Friday, July 17, 2009

What it is like to have a child with a disability – retold by me.

What it is like to have a child with a disability – retold by me.

You are so excited, this spring you and your closest friends are going to Paris. You have spent months preparing; learning the language, reading books, shopping for all the right clothes, looking through pictures with your friends of their prior trips (some of them have been there before, but this is your first time). You board the plane, excited yet nervous – this is your biggest adventure yet. The plane starts it’s decent, the captain gets on the speaker and says those magical words: WELCOME TO DENMARK.

Denmark? All your friends go on to Paris and you are stuck in Denmark. At first you are sad, and then you become mad. But when you take a moment to look around, you realize that Denmark is beautiful. You keep in touch with your friends in Paris, but they don’t really understand. You meet new friends; some have been in Denmark for a long time and help show you around. They show you the places to go, where to see the best sights, how to find your way without getting lost. After a short time, new arrivals come and turn to you for guidance.

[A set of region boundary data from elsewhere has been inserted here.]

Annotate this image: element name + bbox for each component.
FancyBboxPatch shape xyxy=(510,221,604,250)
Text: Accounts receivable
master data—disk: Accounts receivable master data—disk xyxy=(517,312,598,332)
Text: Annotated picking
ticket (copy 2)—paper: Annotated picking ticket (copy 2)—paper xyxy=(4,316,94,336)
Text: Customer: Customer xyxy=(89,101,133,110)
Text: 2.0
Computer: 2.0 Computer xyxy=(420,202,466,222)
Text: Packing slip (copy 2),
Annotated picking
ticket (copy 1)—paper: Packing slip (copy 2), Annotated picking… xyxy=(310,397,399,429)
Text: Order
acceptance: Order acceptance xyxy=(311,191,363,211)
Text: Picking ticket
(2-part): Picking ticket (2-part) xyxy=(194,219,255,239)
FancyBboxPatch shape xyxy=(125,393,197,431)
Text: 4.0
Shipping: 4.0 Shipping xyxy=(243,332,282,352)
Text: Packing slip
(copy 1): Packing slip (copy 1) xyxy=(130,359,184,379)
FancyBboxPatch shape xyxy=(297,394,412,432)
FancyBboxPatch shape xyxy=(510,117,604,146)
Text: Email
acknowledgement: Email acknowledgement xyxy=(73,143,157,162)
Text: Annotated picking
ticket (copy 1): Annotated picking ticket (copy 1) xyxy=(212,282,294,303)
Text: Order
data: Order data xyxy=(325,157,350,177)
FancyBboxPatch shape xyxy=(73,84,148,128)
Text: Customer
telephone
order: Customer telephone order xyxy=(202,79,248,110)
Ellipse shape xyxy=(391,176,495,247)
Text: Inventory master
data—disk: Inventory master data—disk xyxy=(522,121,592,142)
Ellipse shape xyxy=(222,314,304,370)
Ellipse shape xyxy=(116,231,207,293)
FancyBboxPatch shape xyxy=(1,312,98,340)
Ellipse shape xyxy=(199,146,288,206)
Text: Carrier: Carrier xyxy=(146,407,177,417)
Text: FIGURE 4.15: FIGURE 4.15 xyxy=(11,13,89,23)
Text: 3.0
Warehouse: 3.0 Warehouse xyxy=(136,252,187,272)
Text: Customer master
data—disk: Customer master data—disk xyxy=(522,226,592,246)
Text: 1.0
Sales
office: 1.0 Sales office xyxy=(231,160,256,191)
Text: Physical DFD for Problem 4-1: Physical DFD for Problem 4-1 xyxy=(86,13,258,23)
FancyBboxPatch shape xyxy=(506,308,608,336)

Sometimes you get sad to realize you will always be in Denmark, this trip was a one way ticket. But then you remind yourself of all that Denmark has to offer that you cannot find anywhere else. You realize that you wouldn’t trade it for the world

When I heard someone tell this story a few years back, I thought: WOW. That sums it up exactly. If life has led you down an unexpected road that you cannot change – hang on and enjoy the ride.

Tuesday, July 14, 2009


OK, so at the end of this post you are going to say to yourself: that was way too much information.

Kathryn is smart. She may say few words spontaneously, but behind those big brown eyes, there is a brain that is ALWAYS working! She has a strange sense of ‘if this, then that’. Example: When I walk in the door, I don’t get a “hi Mom”, I get “Bra off, bra off, bra off.” “Change shirt, bra off!” A bit strange? Not at all. You see, Kathryn notices many things: she notices if you put the jelly on the bread before the peanut butter (you’ll only make that mistake once). She notices if you are using the wrong pillow on your side of the bed (and she will rip it out from under your head to correct it). She notices if you skip a page when reading Dr. Seuss to her (at which point you have to start over). But what Kathryn notices the most is that mommy will never, ever leave the house without a bra on. I may go out with no makeup, even with no shoes, but will never go out with no bra. It is common for her to sporadically look under my shirt to make sure I didn’t put one on when she wasn’t looking. It’s just her way of telling me that she loves me and wants me to stay home with her.